The journey would have been almost impossible to achieve on land, for the route from the Preseli Mountains to Salisbury Plain contains too many steep valleys which would need to be crossed, so there is general agreement among archaeologists that the stones were primarily transported by water. There is agreement, too, that the stones (weighing from two to seven tons) were carried on wooden dug-out canoes that would be joined together by a wooden platform on which the stone would be lashed. Two routes are suggested: either south about Lands End and then eastwards along the south coast to Christchurch Harbour from where the stones could be floated up the Hampshire Avon ('Mai's river') to a spot close to Stonehenge. The alternative, which I prefer, is a shorter sea voyage up the Bristol Channel, then up the Somerset Avon ('River Sul'), across a low watershed, then by river again. Anyone who has sailed the English Channel, and specifically the waters between Cornwall and Hampshire, will know of the many dangers that exist on that coast, especially in the form of massive 'tide-gates' where the fast tidal currents are compressed, often into venomous rips, by jutting headlands such as Start Point or Portland Bill. A voyage around the south-west of Britain would encounter those formidable obstacles, while a journey up the Bristol Channel would be assisted by a strong tide and prevailing winds. There is no evidence that neolithic Britons possessed sails, but we know the technology was in the Mediterranean around 4000 BC so it seems likely that the idea would spread as far as Britain in the next two millennia. A journey up the Bristol Channel, assisted by sails and taking advantage of the spring tides, could have been effected quite swiftly and without any of the massive dangers presented by the longer route south about the Cornish peninsula.
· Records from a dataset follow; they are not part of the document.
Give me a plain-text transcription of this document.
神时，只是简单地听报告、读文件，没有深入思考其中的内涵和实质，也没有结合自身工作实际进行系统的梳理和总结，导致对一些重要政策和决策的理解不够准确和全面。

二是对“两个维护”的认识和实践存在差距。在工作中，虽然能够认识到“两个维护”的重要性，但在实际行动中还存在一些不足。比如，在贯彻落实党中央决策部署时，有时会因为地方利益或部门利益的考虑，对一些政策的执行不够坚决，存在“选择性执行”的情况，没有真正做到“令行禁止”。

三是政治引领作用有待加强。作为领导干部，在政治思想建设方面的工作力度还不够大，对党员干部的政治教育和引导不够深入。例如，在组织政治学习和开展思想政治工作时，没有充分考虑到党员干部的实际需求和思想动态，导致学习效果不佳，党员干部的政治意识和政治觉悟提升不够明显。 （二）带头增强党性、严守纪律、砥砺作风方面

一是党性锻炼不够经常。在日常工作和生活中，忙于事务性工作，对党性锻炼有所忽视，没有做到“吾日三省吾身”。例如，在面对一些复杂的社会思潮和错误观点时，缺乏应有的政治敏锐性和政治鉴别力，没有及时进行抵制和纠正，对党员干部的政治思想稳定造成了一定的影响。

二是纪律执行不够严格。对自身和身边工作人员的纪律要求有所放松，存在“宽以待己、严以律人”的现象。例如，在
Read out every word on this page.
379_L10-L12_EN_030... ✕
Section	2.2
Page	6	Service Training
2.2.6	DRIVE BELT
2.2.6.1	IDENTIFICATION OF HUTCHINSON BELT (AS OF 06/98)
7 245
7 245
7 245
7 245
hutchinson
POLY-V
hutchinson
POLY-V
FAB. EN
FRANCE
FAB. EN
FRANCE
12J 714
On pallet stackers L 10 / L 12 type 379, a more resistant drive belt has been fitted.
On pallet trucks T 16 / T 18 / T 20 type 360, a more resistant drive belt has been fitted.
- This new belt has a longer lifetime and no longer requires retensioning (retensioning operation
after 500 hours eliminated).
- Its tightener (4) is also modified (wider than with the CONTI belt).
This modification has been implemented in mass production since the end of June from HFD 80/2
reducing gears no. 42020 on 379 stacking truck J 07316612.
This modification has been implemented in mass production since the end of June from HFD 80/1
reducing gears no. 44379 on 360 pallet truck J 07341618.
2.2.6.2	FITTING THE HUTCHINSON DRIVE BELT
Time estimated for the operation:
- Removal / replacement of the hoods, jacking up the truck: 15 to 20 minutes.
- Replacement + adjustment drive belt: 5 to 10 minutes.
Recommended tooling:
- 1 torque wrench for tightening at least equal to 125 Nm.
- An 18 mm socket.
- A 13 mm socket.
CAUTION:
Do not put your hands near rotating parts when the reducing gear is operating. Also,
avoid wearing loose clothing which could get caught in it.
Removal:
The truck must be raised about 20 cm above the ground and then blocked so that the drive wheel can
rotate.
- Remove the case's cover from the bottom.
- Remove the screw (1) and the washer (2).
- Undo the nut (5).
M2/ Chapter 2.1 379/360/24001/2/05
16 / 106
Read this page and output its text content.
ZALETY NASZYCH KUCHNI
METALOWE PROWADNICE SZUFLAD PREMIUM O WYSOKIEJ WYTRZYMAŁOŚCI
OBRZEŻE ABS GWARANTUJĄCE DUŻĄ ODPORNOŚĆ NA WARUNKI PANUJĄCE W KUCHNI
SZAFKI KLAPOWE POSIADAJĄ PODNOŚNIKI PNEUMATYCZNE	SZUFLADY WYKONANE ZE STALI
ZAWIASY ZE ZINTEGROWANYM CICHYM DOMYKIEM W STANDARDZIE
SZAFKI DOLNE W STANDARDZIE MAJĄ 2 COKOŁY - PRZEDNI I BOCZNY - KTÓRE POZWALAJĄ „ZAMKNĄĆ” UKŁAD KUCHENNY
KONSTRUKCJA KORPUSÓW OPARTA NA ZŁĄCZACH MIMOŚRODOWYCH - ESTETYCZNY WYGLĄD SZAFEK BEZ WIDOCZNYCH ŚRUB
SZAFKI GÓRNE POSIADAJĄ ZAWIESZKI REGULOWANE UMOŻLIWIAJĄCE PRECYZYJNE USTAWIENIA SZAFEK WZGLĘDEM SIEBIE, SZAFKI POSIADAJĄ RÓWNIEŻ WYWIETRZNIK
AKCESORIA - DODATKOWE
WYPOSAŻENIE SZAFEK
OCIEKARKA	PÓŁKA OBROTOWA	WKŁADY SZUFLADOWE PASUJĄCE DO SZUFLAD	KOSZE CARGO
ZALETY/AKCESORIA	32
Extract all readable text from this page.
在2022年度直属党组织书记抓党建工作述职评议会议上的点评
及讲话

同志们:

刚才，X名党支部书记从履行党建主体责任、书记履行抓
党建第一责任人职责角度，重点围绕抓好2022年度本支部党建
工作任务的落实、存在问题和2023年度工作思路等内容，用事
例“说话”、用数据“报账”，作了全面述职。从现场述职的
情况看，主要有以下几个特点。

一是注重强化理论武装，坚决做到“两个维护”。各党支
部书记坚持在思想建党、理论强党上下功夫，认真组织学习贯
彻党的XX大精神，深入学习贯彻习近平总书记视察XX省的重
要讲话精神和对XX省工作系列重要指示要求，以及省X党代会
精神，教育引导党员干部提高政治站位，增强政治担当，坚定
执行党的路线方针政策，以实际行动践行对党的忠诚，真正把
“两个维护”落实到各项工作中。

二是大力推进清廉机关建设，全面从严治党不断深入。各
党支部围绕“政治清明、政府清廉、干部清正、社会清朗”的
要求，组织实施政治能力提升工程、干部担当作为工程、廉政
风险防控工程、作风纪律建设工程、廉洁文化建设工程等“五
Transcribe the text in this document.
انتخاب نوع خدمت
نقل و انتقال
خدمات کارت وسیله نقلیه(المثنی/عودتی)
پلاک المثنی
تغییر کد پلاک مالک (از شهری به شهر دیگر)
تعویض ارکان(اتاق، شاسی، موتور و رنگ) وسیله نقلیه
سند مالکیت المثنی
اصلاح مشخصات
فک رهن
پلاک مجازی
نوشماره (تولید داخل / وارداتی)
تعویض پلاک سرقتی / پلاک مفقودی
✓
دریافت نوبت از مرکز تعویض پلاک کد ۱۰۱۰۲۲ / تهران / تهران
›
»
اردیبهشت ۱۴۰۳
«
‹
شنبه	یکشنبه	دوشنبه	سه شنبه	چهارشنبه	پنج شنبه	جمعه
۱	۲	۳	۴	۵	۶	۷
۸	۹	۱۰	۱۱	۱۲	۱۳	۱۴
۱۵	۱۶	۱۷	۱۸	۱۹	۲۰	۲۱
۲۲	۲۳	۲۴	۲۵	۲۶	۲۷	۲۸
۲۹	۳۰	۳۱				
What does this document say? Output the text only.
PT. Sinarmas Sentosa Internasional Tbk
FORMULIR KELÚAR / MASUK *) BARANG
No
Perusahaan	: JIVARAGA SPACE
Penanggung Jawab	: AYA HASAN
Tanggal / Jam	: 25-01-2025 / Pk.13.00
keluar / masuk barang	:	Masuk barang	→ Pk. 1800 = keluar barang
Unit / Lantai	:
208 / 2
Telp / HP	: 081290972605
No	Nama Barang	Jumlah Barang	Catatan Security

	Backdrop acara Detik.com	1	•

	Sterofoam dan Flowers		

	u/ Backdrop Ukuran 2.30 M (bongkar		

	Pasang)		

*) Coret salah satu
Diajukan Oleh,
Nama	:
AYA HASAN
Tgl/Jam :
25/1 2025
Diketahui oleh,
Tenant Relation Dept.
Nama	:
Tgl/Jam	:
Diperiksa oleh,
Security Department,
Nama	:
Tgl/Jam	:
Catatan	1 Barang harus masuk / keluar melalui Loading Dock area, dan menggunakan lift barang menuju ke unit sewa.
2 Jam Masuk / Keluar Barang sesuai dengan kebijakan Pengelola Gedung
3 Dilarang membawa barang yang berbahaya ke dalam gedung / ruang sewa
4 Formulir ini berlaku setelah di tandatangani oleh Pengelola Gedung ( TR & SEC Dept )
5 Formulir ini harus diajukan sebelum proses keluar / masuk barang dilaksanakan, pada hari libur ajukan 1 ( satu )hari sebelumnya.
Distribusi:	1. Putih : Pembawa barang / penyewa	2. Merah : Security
But however the stones were fetched, the extraordinary journey was made, and then something even more remarkable happened. The builders, having gone to immense trouble to move the stones from present day Pembrokeshire to Wiltshire, then decided that their new and still unfinished temple was unsatisfactory. They demolished it. The stones were taken away (except, probably, for the Altar Stone, which I have called the mother stone, and which also came from Pembrokeshire, from the bank of the River Clewydd near Milford Haven) to be replaced with the most prominent stones we see today: the sarsen stones. 'Sarsen' is not a technical name, but a local nickname, perhaps derived from 'Saracen', denoting the strangeness of these great grey sandstone slabs that once covered the downs close to Avebury. The stones that make Stonehenge came from the hills just to the east of Avebury and had to be dragged over twenty miles to their present position. It was not such a remarkable journey as the bluestones, but still an incredible feat, for the sarsens were much bigger and heavier (the heaviest weighed over forty tons). They are also among the hardest stones in nature, yet the builders shaped these vast boulders to make the five soaring trilithons and the sarsen circle with its wondrous ring of thirty lintels lifted to the sky. They also rearranged the stones in the main entrance, of which only one remains, the recumbent Slaughter Stone, which probably had nothing whatever to do with any slaughter. The name was given because of a reddish stain on the stone's surface which was assumed to be ancient blood, but is nothing more dramatic than oxidised metal dissolved by rainwater. It is at this point that the novel ends.